Wo fängt man an, nach diesen Geschichten zu suchen?
Eigentlich überall. Ich war in Ghana, habe das Internet durchwühlt, aber ich habe auch mit vielen Familien gesprochen. Ich war beispielsweise bei einer Familie aus Angola, weil mich interessiert hat, ob es dort eigentlich das Wissen über diese Widerstandsgeschichten gibt. Die Kinder wussten nichts darüber, aber bei den Eltern wurden die Augen beim Erzählen immer größer und größer vor Stolz, darüber sprechen zu können. Und dann gibt es diese verrückte Gleichzeitigkeit: Auf der einen Seite werden diese Geschichten nicht erzählt, und andererseits kommen sie dann in Filmen doch vor, werden aber immer als reine Fiktion dargestellt.
An was denkst du da?
In dem Film Black Panther kommt beispielsweise eine Frauenarmee vor. Sie ist den N’Nonmiton, oder Amazonen von Dahomey, wie die Europäer sie nannten, nachempfunden. Das wird aber in dem Film nicht deutlich. Und so ist es bei vielen dieser Geschichten, dass sie fragmentarisch zwar Eingang in Kunst und Kultur gefunden haben, aber nie explizit.
Mable Preach
ist Musik- und Tanzregisseurin, die vor allem mit jungen Darsteller*innen arbeitet. Sie ist Vorstandsmitglied und künstlerische Leiterin des Vereins Lukulule e.V.. Darüber hinaus wirkt sie im Festival-Kollektiv formation now mit. Ihr neues Stück »Embrace your crown« ist ab dem 23. September auf Kampnagel in Hamburg zu sehen.
Die Inszenierung findet an einer Tafel statt. Ist das eine Persiflage auf die Berliner Konferenz von 1884/85, wo weiße Männer an der Tafel saßen und mit dem Lineal den afrikanischen Kontinent unter sich aufteilten?
Ja, die Inszenierung knüpft daran an und ist die Weiterführung des Projektes »The promised Land«, das ich vor drei Jahren gemacht habe. Damals haben wir die Geschichte sehr plakativ umgedreht: Schwarze Menschen standen um einen Tisch herum und haben einfach mal Europa aufgeteilt. Europa war auf eine Torte gedruckt, die dann ganz wild aufgeschnitten und aufgegessen wurde. Die Tafel-Inszenierung knüpft aber auch an das Abendmahl mit Jesus an.
Homofeindlichkeit und Patriarchat sind Dinge, die die Kolonisatoren mit dem christlichen Glauben eingeführt haben.

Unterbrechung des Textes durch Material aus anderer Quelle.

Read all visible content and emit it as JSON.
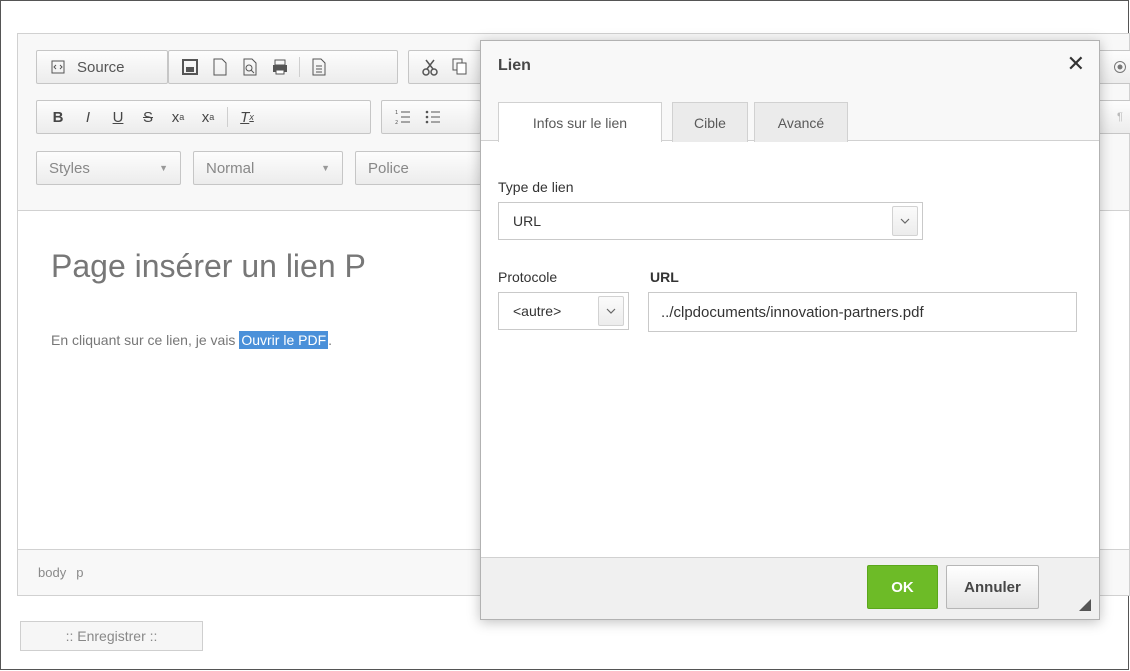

Wie kommt dieser Bezug zu Stande?
Das ist noch so eine unglaubliche Erkenntnis aus der Recherche für das Stück: Ich bin irgendwann auf Nzinga von Ndongo und Matamba gestoßen. Sie war im 17. Jahrhundert eine Königin, um die herum sich das heutige Angola herausgebildet hat. Nzinga hatte neun Männer, die auch sexuelle Verhältnisse untereinander hatten. Die Jugendlichen, mit denen ich arbeite, würden sagen: Sie war ein Boss-Chick. Jedenfalls habe ich meiner Mutter von Nzinga erzählt und sie hatte zwar Verständnis für Homosexualität, aber sie sagt immer: Das gehört nicht zu Afrika. Und da ist mir nochmal sehr deutlich geworden, dass Homofeindlichkeit und Patriarchat auch Dinge sind, die die Kolonisatoren mit dem christlichen Glauben eingeführt haben.

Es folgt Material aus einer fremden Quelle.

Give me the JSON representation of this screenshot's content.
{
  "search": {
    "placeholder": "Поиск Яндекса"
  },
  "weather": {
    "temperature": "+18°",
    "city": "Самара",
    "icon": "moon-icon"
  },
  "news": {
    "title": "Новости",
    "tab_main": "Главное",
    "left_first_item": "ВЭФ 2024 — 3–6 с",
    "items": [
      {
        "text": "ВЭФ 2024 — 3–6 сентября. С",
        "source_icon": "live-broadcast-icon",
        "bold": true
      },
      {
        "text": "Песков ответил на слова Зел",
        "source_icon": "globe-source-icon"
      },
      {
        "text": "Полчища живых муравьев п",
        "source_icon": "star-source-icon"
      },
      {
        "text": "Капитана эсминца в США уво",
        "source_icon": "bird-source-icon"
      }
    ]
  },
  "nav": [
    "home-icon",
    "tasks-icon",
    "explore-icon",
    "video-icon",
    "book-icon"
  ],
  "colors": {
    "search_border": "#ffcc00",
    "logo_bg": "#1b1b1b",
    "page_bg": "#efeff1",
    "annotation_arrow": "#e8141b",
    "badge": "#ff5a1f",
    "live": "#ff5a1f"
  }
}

Es ist auch in vielen Gemälden sichtbar, dass Homoerotik erst später durch die Kirche tabuisiert wurde.
In den Gemälden, die nach der Kolonisierung entstanden sind, sieht man plötzlich auch oft knieende Frauen. Das kommt daher, dass der weiße Mann irgendwann mit seiner Bibel ankam und behauptet hat, er sei das Ebenbild Gottes.
Eine Nummer kleiner ging es wohl nicht…
Das war die prägende Vorstellung für die Hierarchie: Der weiße Mann soll also das Ebenbild Gottes sein. Danach kommt dann die weiße Frau, danach der Schwarze Mann und erst dann die Schwarze Frau. Malcom X hat sehr deutlich gesagt, dass die meistgehasste Person der Welt die Schwarze Frau ist. Und durch diese Recherche wurde mir klar, woher das kommt. Dieser Erkenntnisprozess, das Lesen, Auseinandernehmen, wieder Zusammenfügen: Das war überwältigend und so umfangreich, dass man daraus noch mindestens einhundert Stücke machen könnte.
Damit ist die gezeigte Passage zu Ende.